So, nine days into this project, have I learned anything?
I certainly have become aware of my belly in a different way — maybe you could say it’s like there’s a new position on the constantly rotating kaleidoscope of biases through which I see the world. Sometimes I feel ok about it, the belly that is; I mean I’m starting to grow a tiny sense that it’s ok for my belly to exist, that it just is, and I might as well deal with it.
Then other times I see a photo of it and it doesn’t look the way I want it to look. I don’t even know how I WOULD want it to look — just not like that! Argh! It catches me off guard and embarrasses me. Like today, when I had this picture taken with a drag queen and then looked at it and thought, Oh no. This belly is NOT appropriate.
But then last night I was out dancing with Sam and it was a totally different story. For one thing, I couldn’t help but notice and be drawn to all the OTHER sexy, large bodied ladies in the club! (Proof, that’s why I love you! Ok it’s one reason!)
And I myself felt WAY freer than usual. I felt like I could dance just however I felt like, and I didn’t have to stop myself — at least not because of my belly.
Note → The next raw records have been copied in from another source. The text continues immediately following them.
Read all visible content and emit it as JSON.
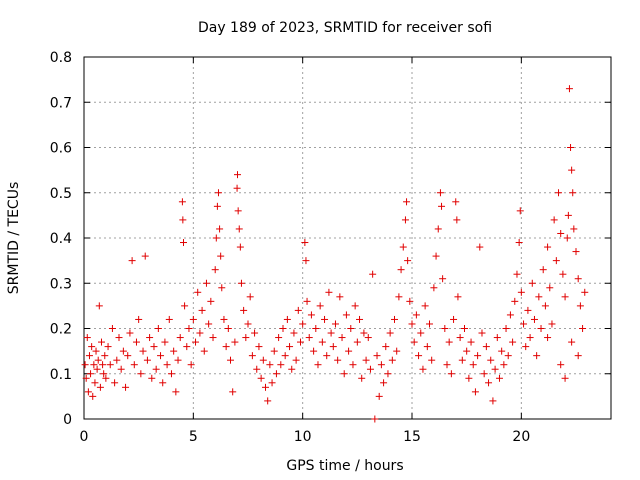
{
  "chart_data": {
    "type": "scatter",
    "title": "Day 189 of 2023, SRMTID for receiver sofi",
    "xlabel": "GPS time / hours",
    "ylabel": "SRMTID / TECUs",
    "xlim": [
      0,
      24.1
    ],
    "ylim": [
      0,
      0.8
    ],
    "xticks": [
      0,
      5,
      10,
      15,
      20
    ],
    "yticks": [
      0,
      0.1,
      0.2,
      0.3,
      0.4,
      0.5,
      0.6,
      0.7,
      0.8
    ],
    "xtick_labels": [
      "0",
      "5",
      "10",
      "15",
      "20"
    ],
    "ytick_labels": [
      "0",
      "0.1",
      "0.2",
      "0.3",
      "0.4",
      "0.5",
      "0.6",
      "0.7",
      "0.8"
    ],
    "grid": true,
    "marker": "plus",
    "color": "#e00000",
    "series": [
      {
        "name": "sofi",
        "points": [
          [
            0.05,
            0.12
          ],
          [
            0.1,
            0.09
          ],
          [
            0.15,
            0.18
          ],
          [
            0.2,
            0.06
          ],
          [
            0.25,
            0.14
          ],
          [
            0.3,
            0.1
          ],
          [
            0.35,
            0.16
          ],
          [
            0.4,
            0.05
          ],
          [
            0.45,
            0.12
          ],
          [
            0.5,
            0.08
          ],
          [
            0.55,
            0.15
          ],
          [
            0.6,
            0.11
          ],
          [
            0.65,
            0.13
          ],
          [
            0.7,
            0.25
          ],
          [
            0.75,
            0.07
          ],
          [
            0.8,
            0.17
          ],
          [
            0.85,
            0.12
          ],
          [
            0.9,
            0.1
          ],
          [
            0.95,
            0.14
          ],
          [
            1.0,
            0.09
          ],
          [
            1.1,
            0.16
          ],
          [
            1.2,
            0.12
          ],
          [
            1.3,
            0.2
          ],
          [
            1.4,
            0.08
          ],
          [
            1.5,
            0.13
          ],
          [
            1.6,
            0.18
          ],
          [
            1.7,
            0.11
          ],
          [
            1.8,
            0.15
          ],
          [
            1.9,
            0.07
          ],
          [
            2.0,
            0.14
          ],
          [
            2.1,
            0.19
          ],
          [
            2.2,
            0.35
          ],
          [
            2.3,
            0.12
          ],
          [
            2.4,
            0.17
          ],
          [
            2.5,
            0.22
          ],
          [
            2.6,
            0.1
          ],
          [
            2.7,
            0.15
          ],
          [
            2.8,
            0.36
          ],
          [
            2.9,
            0.13
          ],
          [
            3.0,
            0.18
          ],
          [
            3.1,
            0.09
          ],
          [
            3.2,
            0.16
          ],
          [
            3.3,
            0.11
          ],
          [
            3.4,
            0.2
          ],
          [
            3.5,
            0.14
          ],
          [
            3.6,
            0.08
          ],
          [
            3.7,
            0.17
          ],
          [
            3.8,
            0.12
          ],
          [
            3.9,
            0.22
          ],
          [
            4.0,
            0.1
          ],
          [
            4.1,
            0.15
          ],
          [
            4.2,
            0.06
          ],
          [
            4.3,
            0.13
          ],
          [
            4.4,
            0.18
          ],
          [
            4.5,
            0.48
          ],
          [
            4.52,
            0.44
          ],
          [
            4.55,
            0.39
          ],
          [
            4.6,
            0.25
          ],
          [
            4.7,
            0.16
          ],
          [
            4.8,
            0.2
          ],
          [
            4.9,
            0.12
          ],
          [
            5.0,
            0.22
          ],
          [
            5.1,
            0.17
          ],
          [
            5.2,
            0.28
          ],
          [
            5.3,
            0.19
          ],
          [
            5.4,
            0.24
          ],
          [
            5.5,
            0.15
          ],
          [
            5.6,
            0.3
          ],
          [
            5.7,
            0.21
          ],
          [
            5.8,
            0.26
          ],
          [
            5.9,
            0.18
          ],
          [
            6.0,
            0.33
          ],
          [
            6.05,
            0.4
          ],
          [
            6.1,
            0.47
          ],
          [
            6.15,
            0.5
          ],
          [
            6.2,
            0.42
          ],
          [
            6.25,
            0.36
          ],
          [
            6.3,
            0.29
          ],
          [
            6.4,
            0.22
          ],
          [
            6.5,
            0.16
          ],
          [
            6.6,
            0.2
          ],
          [
            6.7,
            0.13
          ],
          [
            6.8,
            0.06
          ],
          [
            6.9,
            0.17
          ],
          [
            7.0,
            0.51
          ],
          [
            7.02,
            0.54
          ],
          [
            7.05,
            0.46
          ],
          [
            7.1,
            0.42
          ],
          [
            7.15,
            0.38
          ],
          [
            7.2,
            0.3
          ],
          [
            7.3,
            0.24
          ],
          [
            7.4,
            0.18
          ],
          [
            7.5,
            0.21
          ],
          [
            7.6,
            0.27
          ],
          [
            7.7,
            0.14
          ],
          [
            7.8,
            0.19
          ],
          [
            7.9,
            0.11
          ],
          [
            8.0,
            0.16
          ],
          [
            8.1,
            0.09
          ],
          [
            8.2,
            0.13
          ],
          [
            8.3,
            0.07
          ],
          [
            8.4,
            0.04
          ],
          [
            8.5,
            0.12
          ],
          [
            8.6,
            0.08
          ],
          [
            8.7,
            0.15
          ],
          [
            8.8,
            0.1
          ],
          [
            8.9,
            0.18
          ],
          [
            9.0,
            0.12
          ],
          [
            9.1,
            0.2
          ],
          [
            9.2,
            0.14
          ],
          [
            9.3,
            0.22
          ],
          [
            9.4,
            0.16
          ],
          [
            9.5,
            0.11
          ],
          [
            9.6,
            0.19
          ],
          [
            9.7,
            0.13
          ],
          [
            9.8,
            0.24
          ],
          [
            9.9,
            0.17
          ],
          [
            10.0,
            0.21
          ],
          [
            10.1,
            0.39
          ],
          [
            10.15,
            0.35
          ],
          [
            10.2,
            0.26
          ],
          [
            10.3,
            0.18
          ],
          [
            10.4,
            0.23
          ],
          [
            10.5,
            0.15
          ],
          [
            10.6,
            0.2
          ],
          [
            10.7,
            0.12
          ],
          [
            10.8,
            0.25
          ],
          [
            10.9,
            0.17
          ],
          [
            11.0,
            0.22
          ],
          [
            11.1,
            0.14
          ],
          [
            11.2,
            0.28
          ],
          [
            11.3,
            0.19
          ],
          [
            11.4,
            0.16
          ],
          [
            11.5,
            0.21
          ],
          [
            11.6,
            0.13
          ],
          [
            11.7,
            0.27
          ],
          [
            11.8,
            0.18
          ],
          [
            11.9,
            0.1
          ],
          [
            12.0,
            0.23
          ],
          [
            12.1,
            0.15
          ],
          [
            12.2,
            0.2
          ],
          [
            12.3,
            0.12
          ],
          [
            12.4,
            0.25
          ],
          [
            12.5,
            0.17
          ],
          [
            12.6,
            0.22
          ],
          [
            12.7,
            0.09
          ],
          [
            12.8,
            0.19
          ],
          [
            12.9,
            0.13
          ],
          [
            13.0,
            0.18
          ],
          [
            13.1,
            0.11
          ],
          [
            13.2,
            0.32
          ],
          [
            13.3,
            0.0
          ],
          [
            13.4,
            0.14
          ],
          [
            13.5,
            0.05
          ],
          [
            13.6,
            0.12
          ],
          [
            13.7,
            0.08
          ],
          [
            13.8,
            0.16
          ],
          [
            13.9,
            0.1
          ],
          [
            14.0,
            0.19
          ],
          [
            14.1,
            0.13
          ],
          [
            14.2,
            0.22
          ],
          [
            14.3,
            0.15
          ],
          [
            14.4,
            0.27
          ],
          [
            14.5,
            0.33
          ],
          [
            14.6,
            0.38
          ],
          [
            14.7,
            0.44
          ],
          [
            14.75,
            0.48
          ],
          [
            14.8,
            0.35
          ],
          [
            14.9,
            0.26
          ],
          [
            15.0,
            0.21
          ],
          [
            15.1,
            0.17
          ],
          [
            15.2,
            0.23
          ],
          [
            15.3,
            0.14
          ],
          [
            15.4,
            0.19
          ],
          [
            15.5,
            0.11
          ],
          [
            15.6,
            0.25
          ],
          [
            15.7,
            0.16
          ],
          [
            15.8,
            0.21
          ],
          [
            15.9,
            0.13
          ],
          [
            16.0,
            0.29
          ],
          [
            16.1,
            0.36
          ],
          [
            16.2,
            0.42
          ],
          [
            16.3,
            0.5
          ],
          [
            16.35,
            0.47
          ],
          [
            16.4,
            0.31
          ],
          [
            16.5,
            0.2
          ],
          [
            16.6,
            0.12
          ],
          [
            16.7,
            0.17
          ],
          [
            16.8,
            0.1
          ],
          [
            16.9,
            0.22
          ],
          [
            17.0,
            0.48
          ],
          [
            17.05,
            0.44
          ],
          [
            17.1,
            0.27
          ],
          [
            17.2,
            0.18
          ],
          [
            17.3,
            0.13
          ],
          [
            17.4,
            0.2
          ],
          [
            17.5,
            0.15
          ],
          [
            17.6,
            0.09
          ],
          [
            17.7,
            0.17
          ],
          [
            17.8,
            0.12
          ],
          [
            17.9,
            0.06
          ],
          [
            18.0,
            0.14
          ],
          [
            18.1,
            0.38
          ],
          [
            18.2,
            0.19
          ],
          [
            18.3,
            0.1
          ],
          [
            18.4,
            0.16
          ],
          [
            18.5,
            0.08
          ],
          [
            18.6,
            0.13
          ],
          [
            18.7,
            0.04
          ],
          [
            18.8,
            0.11
          ],
          [
            18.9,
            0.18
          ],
          [
            19.0,
            0.09
          ],
          [
            19.1,
            0.15
          ],
          [
            19.2,
            0.12
          ],
          [
            19.3,
            0.2
          ],
          [
            19.4,
            0.14
          ],
          [
            19.5,
            0.23
          ],
          [
            19.6,
            0.17
          ],
          [
            19.7,
            0.26
          ],
          [
            19.8,
            0.32
          ],
          [
            19.9,
            0.39
          ],
          [
            19.95,
            0.46
          ],
          [
            20.0,
            0.28
          ],
          [
            20.1,
            0.21
          ],
          [
            20.2,
            0.16
          ],
          [
            20.3,
            0.24
          ],
          [
            20.4,
            0.18
          ],
          [
            20.5,
            0.3
          ],
          [
            20.6,
            0.22
          ],
          [
            20.7,
            0.14
          ],
          [
            20.8,
            0.27
          ],
          [
            20.9,
            0.2
          ],
          [
            21.0,
            0.33
          ],
          [
            21.1,
            0.25
          ],
          [
            21.2,
            0.38
          ],
          [
            21.3,
            0.29
          ],
          [
            21.4,
            0.21
          ],
          [
            21.5,
            0.44
          ],
          [
            21.6,
            0.35
          ],
          [
            21.7,
            0.5
          ],
          [
            21.8,
            0.41
          ],
          [
            21.9,
            0.32
          ],
          [
            22.0,
            0.27
          ],
          [
            22.1,
            0.4
          ],
          [
            22.15,
            0.45
          ],
          [
            22.2,
            0.73
          ],
          [
            22.25,
            0.6
          ],
          [
            22.3,
            0.55
          ],
          [
            22.35,
            0.5
          ],
          [
            22.4,
            0.42
          ],
          [
            22.5,
            0.37
          ],
          [
            22.6,
            0.31
          ],
          [
            22.7,
            0.25
          ],
          [
            22.8,
            0.2
          ],
          [
            22.9,
            0.28
          ],
          [
            22.3,
            0.17
          ],
          [
            22.6,
            0.14
          ],
          [
            21.8,
            0.12
          ],
          [
            22.0,
            0.09
          ],
          [
            21.2,
            0.18
          ]
        ]
      }
    ]
  }
}
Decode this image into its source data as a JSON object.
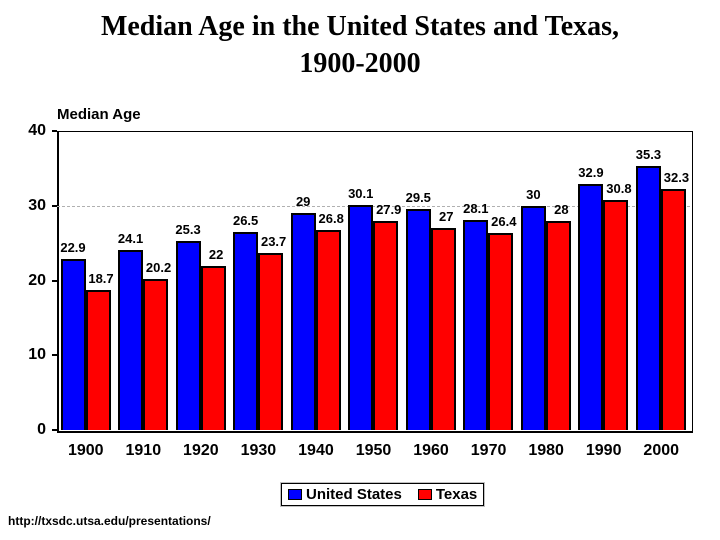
{
  "slide": {
    "title_line1": "Median Age in the United States and Texas,",
    "title_line2": "1900-2000",
    "footer_url": "http://txsdc.utsa.edu/presentations/"
  },
  "chart_data": {
    "type": "bar",
    "title": "Median Age",
    "categories": [
      "1900",
      "1910",
      "1920",
      "1930",
      "1940",
      "1950",
      "1960",
      "1970",
      "1980",
      "1990",
      "2000"
    ],
    "series": [
      {
        "name": "United States",
        "color": "#0000ff",
        "values": [
          22.9,
          24.1,
          25.3,
          26.5,
          29,
          30.1,
          29.5,
          28.1,
          30,
          32.9,
          35.3
        ]
      },
      {
        "name": "Texas",
        "color": "#ff0000",
        "values": [
          18.7,
          20.2,
          22,
          23.7,
          26.8,
          27.9,
          27,
          26.4,
          28,
          30.8,
          32.3
        ]
      }
    ],
    "xlabel": "",
    "ylabel": "Median Age",
    "ylim": [
      0,
      40
    ],
    "yticks": [
      0,
      10,
      20,
      30,
      40
    ],
    "gridlines": [
      30
    ],
    "grid": "single dashed line at 30 only",
    "legend_position": "bottom",
    "bar_labels_shown": true
  }
}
Maybe it was a combination of listening to “Shake It Off” six times a row in the car plus this belly appreciation project, but I felt good about expressing myself in the ways that felt most natural and happy and vibrant to me. I felt just a glimmer of — it’s just all part of the package, and it’s more than ok. It’s the perfect vehicle for my life adventure and it rocks.
A few months ago I prayed for insight into the next step of my journey to self love. What I heard back was this, spoken (in my head) in the voice of a large lady gospel church minister:
God GAVE you that body. God SPECIALLY CHOSE that body for you out of the infinite possibilities of human physical incarnation, as a gift to you, because God wanted you to have something wonderful. The proper response is THANK YOU.
To which I said, Amen!
It was quite a while ago now, but I still hear this voice in my head. It comes to me especially at times when I’m feeling a lot of doubt about my okay-ness. It really helps.
Dancing like all that matters is the rhythm and movement flowing through me is one way I can say thank you.